Local restaurants like Out Of The Fire, Eat Sprout, Pho Van and Roma Alla Pizza have vegan alternatives. Eat Sprout has a few locations in the area, other restaurants in the area include Sunflower and Greens and The Ivy. I’ve got to mention 4 Sisters and Kabob and Curry also have a lot of vegan dishes.
There aren’t many vegan choices in the fast food realm but the Impossible Burger at Burger King is very good. Taco Bell also has a few things to offer — -when the building is actually there and not on fire.
If I had a measurement to quantify the specifics of my vegan diet, it’s probably 80% vegan, 20% not. I often hope for better but for a person who had scrapple with his scrapple, it’s not too bad.
Since I’ve been vegan, my cholesterol and blood pressure have all gone down. I’m gratified that I can show my newfound love for pigs, cows, and sheep by not filling my plate full of them.

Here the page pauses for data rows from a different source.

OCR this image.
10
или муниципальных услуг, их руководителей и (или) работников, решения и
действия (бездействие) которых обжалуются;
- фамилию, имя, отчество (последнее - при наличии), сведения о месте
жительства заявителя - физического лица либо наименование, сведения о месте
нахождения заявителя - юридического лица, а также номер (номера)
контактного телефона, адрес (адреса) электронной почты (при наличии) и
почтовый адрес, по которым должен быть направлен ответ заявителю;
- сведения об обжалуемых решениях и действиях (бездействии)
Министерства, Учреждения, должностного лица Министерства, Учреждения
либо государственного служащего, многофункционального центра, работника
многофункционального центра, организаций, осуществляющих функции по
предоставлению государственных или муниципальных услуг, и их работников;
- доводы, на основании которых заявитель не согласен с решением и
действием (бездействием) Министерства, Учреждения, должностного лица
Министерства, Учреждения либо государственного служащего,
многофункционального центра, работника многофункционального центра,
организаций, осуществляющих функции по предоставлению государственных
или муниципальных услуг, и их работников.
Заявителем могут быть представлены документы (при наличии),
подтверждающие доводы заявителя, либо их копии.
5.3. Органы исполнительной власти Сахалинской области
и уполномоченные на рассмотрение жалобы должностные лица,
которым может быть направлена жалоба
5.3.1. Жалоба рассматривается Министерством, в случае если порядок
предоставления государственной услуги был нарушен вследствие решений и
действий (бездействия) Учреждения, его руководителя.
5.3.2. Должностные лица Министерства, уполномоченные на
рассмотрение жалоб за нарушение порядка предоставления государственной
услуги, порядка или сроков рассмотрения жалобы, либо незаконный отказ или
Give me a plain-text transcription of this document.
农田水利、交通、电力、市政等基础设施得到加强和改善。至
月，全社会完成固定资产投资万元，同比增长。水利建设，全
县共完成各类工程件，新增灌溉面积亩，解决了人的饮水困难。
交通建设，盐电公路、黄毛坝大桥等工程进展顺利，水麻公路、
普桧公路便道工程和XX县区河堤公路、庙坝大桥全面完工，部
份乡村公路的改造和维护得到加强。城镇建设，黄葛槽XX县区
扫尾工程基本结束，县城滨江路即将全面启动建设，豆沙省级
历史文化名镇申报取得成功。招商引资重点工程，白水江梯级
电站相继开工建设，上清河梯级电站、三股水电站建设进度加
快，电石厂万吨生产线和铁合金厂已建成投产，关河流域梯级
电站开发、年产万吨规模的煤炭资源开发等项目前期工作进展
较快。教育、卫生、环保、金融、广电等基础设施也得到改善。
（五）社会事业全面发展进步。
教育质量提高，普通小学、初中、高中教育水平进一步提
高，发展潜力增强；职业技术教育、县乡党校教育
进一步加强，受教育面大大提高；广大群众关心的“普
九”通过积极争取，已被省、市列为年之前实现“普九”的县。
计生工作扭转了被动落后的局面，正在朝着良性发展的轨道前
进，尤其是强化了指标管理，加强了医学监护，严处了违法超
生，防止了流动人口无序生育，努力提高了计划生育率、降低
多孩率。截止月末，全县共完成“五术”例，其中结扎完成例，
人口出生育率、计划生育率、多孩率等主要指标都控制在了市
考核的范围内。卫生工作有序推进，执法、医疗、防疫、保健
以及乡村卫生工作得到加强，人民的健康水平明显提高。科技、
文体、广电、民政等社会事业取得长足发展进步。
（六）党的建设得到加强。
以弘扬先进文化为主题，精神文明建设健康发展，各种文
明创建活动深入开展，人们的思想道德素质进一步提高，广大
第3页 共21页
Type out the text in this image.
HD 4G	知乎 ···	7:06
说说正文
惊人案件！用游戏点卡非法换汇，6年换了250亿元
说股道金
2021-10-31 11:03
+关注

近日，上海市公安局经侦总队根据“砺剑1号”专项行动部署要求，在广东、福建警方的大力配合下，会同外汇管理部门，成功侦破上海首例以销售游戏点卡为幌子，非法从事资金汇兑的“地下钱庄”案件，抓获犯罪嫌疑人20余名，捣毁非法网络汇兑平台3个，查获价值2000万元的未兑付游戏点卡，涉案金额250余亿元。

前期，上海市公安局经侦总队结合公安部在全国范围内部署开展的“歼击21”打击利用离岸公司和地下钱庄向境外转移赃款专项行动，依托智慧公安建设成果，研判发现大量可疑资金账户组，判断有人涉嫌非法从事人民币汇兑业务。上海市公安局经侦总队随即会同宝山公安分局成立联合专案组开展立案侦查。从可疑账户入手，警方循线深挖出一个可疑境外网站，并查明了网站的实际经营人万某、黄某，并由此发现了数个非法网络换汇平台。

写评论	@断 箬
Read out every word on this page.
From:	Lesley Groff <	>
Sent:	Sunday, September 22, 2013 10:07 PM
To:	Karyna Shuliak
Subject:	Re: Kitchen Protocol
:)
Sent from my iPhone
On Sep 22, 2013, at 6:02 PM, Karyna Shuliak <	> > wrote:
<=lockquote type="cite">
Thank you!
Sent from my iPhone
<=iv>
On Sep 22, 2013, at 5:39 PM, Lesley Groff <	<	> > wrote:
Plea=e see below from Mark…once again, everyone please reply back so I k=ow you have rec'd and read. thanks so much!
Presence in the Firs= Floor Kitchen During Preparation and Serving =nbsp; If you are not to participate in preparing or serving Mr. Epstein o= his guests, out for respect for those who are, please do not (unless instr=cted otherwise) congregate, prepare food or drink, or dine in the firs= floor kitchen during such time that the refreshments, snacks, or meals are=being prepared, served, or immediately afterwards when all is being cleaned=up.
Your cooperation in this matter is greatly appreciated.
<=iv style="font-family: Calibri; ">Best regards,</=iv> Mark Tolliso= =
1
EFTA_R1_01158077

Jason Elias is a pop culture historian and a music journalist
Rick Hughes says
I am “vegan-ish”; meaning that I don’t eat any dead animals. I do eat eggs or cheese, on occasion, hence the “ish”. Since saying vegan-ish is like a woman being kind of pregnant, to be fully accurate I’m primarily plant based. It has been 16 years since I’ve eaten meat of any kind or seafood and I truly don’t miss it. What is miss is being able to go to a restaurant and have many choices. Instead, most restaurants have 26 things on the menu and 25 of those contain some kind of animal. That 26th item it usually a poor excuse for a salad and portioned as if all vegetarians are 90 pound girls, or often something with chicken stock as a base. Some restaurants can do a great job of accommodating vegetarians, others have servers that cannot comprehend when I ask for their Reuben sandwich, hold the corned beef and substitute beets or a tomato. Like deer in the headlights, most servers freeze and then have to scurry off to ask it that is possible. It reminds me of Jack Nicholson trying to order a side order toast https://youtu.be/38maVb_30ng?si=b9OripcMH1iVTagy !
Val Cavalheri says
Thank you Jason for bringing this to the forefront. Like someone else said, a lot of the restaurants are pretty good at accommodating the needs of people with dietary restrictions. But not all. What restaurants should realize is that they are not losing just my business, they are also losing my friends and family who obviously won’t be going to a place that can’t accommodate us all. It would not be a hardship to include some plant based meals on the menu.